Land of the Thundering Snow
“Join us as we probe the history of snow avalanches and their impact on people and nature in Canada. Through historic records, photographs, recordings and artifacts, we will explore stories of both technical success and tearful sorrow. Avalanche experts will share their experiences revealing nature’s secrets hidden within the stillness of the snowpack and the fury of a snowslide. You will go behind the front lines of avalanche safety and find an army of professionals working for everyone who lives, works, travels, or seeks leisure in avalanche country.”
Living Tradition: The Kwakwaka'wakw Potlatch on the Northwest Coast
“The U’mista Cultural Centre is one of the longest-operating and most successful First Nations cultural facilities in BC, founded in 1980 as a ground-breaking project to house potlatch artifacts which had been seized by government during an earlier period of cultural repression. The return of the potlatch artifacts not only provided U’mista’s name (“the return of something important”), and sparked a general trend toward repatriation of First Nations’ cultural artifacts, it caused the creation of a physical facility and human resources infrastructure which have been successfully operated for over three decades.
“This virtual tour of the Potlatch Gallery at U’mista Cultural Centre comprises 6 different panoramic scenes, with links to high-resolution 360 images for each 3-dimensional object in the collection.”
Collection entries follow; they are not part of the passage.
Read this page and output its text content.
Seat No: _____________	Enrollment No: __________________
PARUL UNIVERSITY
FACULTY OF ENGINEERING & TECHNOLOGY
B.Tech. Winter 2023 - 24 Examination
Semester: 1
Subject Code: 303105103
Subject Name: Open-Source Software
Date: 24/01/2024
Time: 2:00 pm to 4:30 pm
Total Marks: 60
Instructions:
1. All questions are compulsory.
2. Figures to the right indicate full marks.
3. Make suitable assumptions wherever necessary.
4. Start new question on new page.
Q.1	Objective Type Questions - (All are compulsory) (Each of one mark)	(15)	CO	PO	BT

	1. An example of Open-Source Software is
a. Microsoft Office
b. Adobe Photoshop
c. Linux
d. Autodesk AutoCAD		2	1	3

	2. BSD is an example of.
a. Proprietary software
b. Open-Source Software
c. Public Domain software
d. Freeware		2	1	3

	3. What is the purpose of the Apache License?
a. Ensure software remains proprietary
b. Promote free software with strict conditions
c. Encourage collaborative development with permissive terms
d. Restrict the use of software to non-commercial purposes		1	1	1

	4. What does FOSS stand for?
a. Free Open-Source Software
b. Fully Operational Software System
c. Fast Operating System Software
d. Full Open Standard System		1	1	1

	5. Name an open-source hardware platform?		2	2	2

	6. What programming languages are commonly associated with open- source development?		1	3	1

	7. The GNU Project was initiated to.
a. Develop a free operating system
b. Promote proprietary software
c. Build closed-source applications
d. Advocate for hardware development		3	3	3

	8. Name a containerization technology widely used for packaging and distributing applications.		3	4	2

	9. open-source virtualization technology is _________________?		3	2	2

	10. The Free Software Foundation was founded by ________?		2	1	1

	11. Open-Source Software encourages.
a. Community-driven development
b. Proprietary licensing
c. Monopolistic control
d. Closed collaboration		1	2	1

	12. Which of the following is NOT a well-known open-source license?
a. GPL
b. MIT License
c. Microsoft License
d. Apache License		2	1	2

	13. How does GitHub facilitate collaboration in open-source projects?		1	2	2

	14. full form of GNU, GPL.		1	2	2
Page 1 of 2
Enemy Aliens: The Internment of Jewish Refugees in Canada, 1940-1943
“Through testimony and artefacts, this exhibit illustrates a little-known chapter of Canadian history—the story of Canada and the interned refugees. The remarkable postwar contributions of these men highlight the lost potential of the fragment of European Jewry that Canada might have saved. Their journey—from fascist Europe to refuge in England, imprisonment by Britain and Canada and eventual release—is a bittersweet tale of survival during the Holocaust.”
“Expedition Arctic follows the travels of four Canadian Museum of Nature scientists—Jennifer Doubt, Dr. David Gray, Paul Hamilton and Kieran Shepherd—on the 2012 Students on Ice Arctic Youth Expedition across Nunavut and western Greenland. They conducted research and educated youth about the floral, faunal and paleontological richness and history of the Arctic region.”
Narrative Threads: Crafting the Canadian Quilt
“Narrative Threads takes its inspiration from a quintessential Canadian handicraft, the story quilt. Made from scraps of many fabrics, some brand new and some long worn, a story quilt combines carefully crafted panels into a larger multi-generational narrative. What makes this particular quilt “great” is not its size, but the fact that Canadians of any age, background, and skill level, can craft their own panel. No story is too small, or too different, to be Canadian.
“Narrative Threads is not about defining what it means to be a Canadian. Instead it is a space for Canadians from all walks of life to share what is important to them—their traditions, their stories, and personal histories. Working together, our aim is to make a virtual quilt every bit as messy, complex, and wonderful as the country we call home.”